Not all real data is equally useful. Five characteristics separate good real data from unreliable information:

  • Accuracy means the data correctly reflects what actually happened. A patient’s blood pressure reading should match what the monitor displayed, not a rounded or estimated figure.
  • Completeness refers to whether all the necessary fields are filled in. A customer record with a name and email but no purchase history might be incomplete for a sales analysis.
  • Reliability means the data doesn’t contradict itself across different sources or systems. If one database says a product shipped on Tuesday and another says Wednesday, the data has a reliability problem.
  • Relevance asks whether the data actually pertains to the question you’re trying to answer. Collecting information just because it’s available, without a clear purpose, adds noise and cost.
  • Timeliness reflects how current the data is. Population data from a census ten years ago may be too outdated to guide decisions about where to build a new school.

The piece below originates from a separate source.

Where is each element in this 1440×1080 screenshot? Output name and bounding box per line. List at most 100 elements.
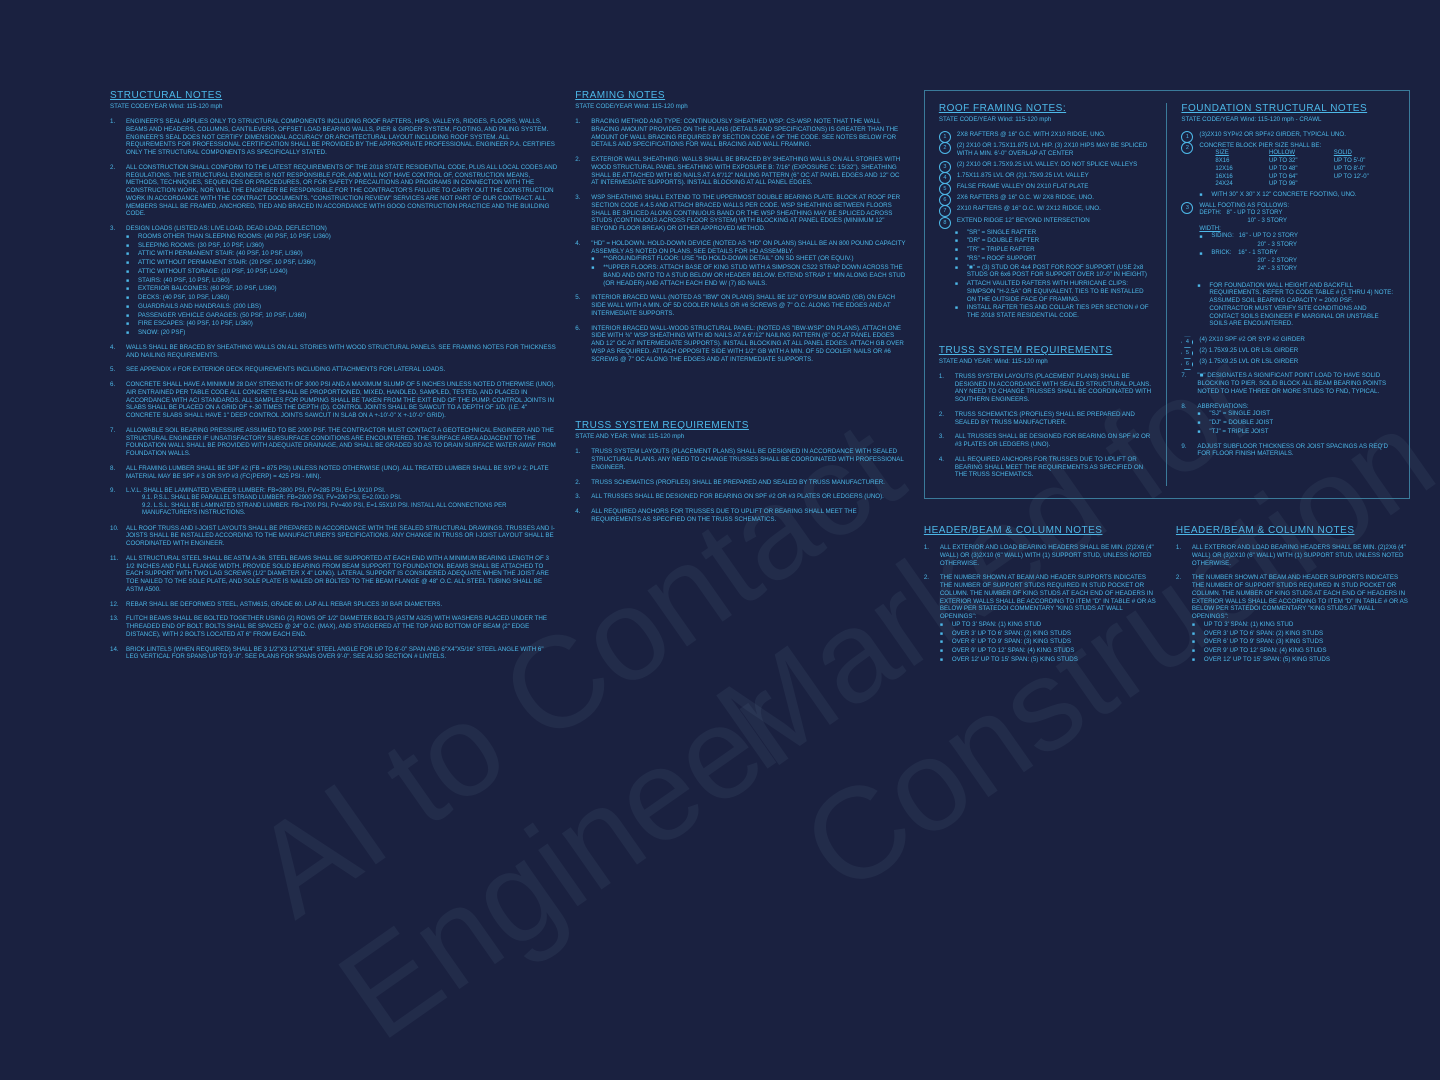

These criteria apply regardless of the field. A financial model built on inaccurate or outdated account data will produce misleading results. A machine learning system trained on incomplete medical images will miss patterns it needs to detect. Real data’s greatest strength is that it captures what actually happens in the world, but that strength only holds when the data is collected carefully and maintained properly.

Why the Distinction Keeps Growing

Ten years ago, most people working with data didn’t need to specify that their dataset was “real.” It was assumed. The rise of generative AI, large language models, and increasingly sophisticated simulation tools has changed that. Today, AI systems can produce text, images, tabular records, and even synthetic medical scans that are difficult to distinguish from genuine observations. This makes the provenance of a dataset, where it came from and how it was collected, a critical piece of information.

For anyone evaluating a study, a product claim, or an AI system, one of the most useful questions you can ask is whether the underlying data came from real-world observations or was generated by a model. Both have legitimate uses. But they carry different strengths, different risks, and different levels of trustworthiness depending on the situation.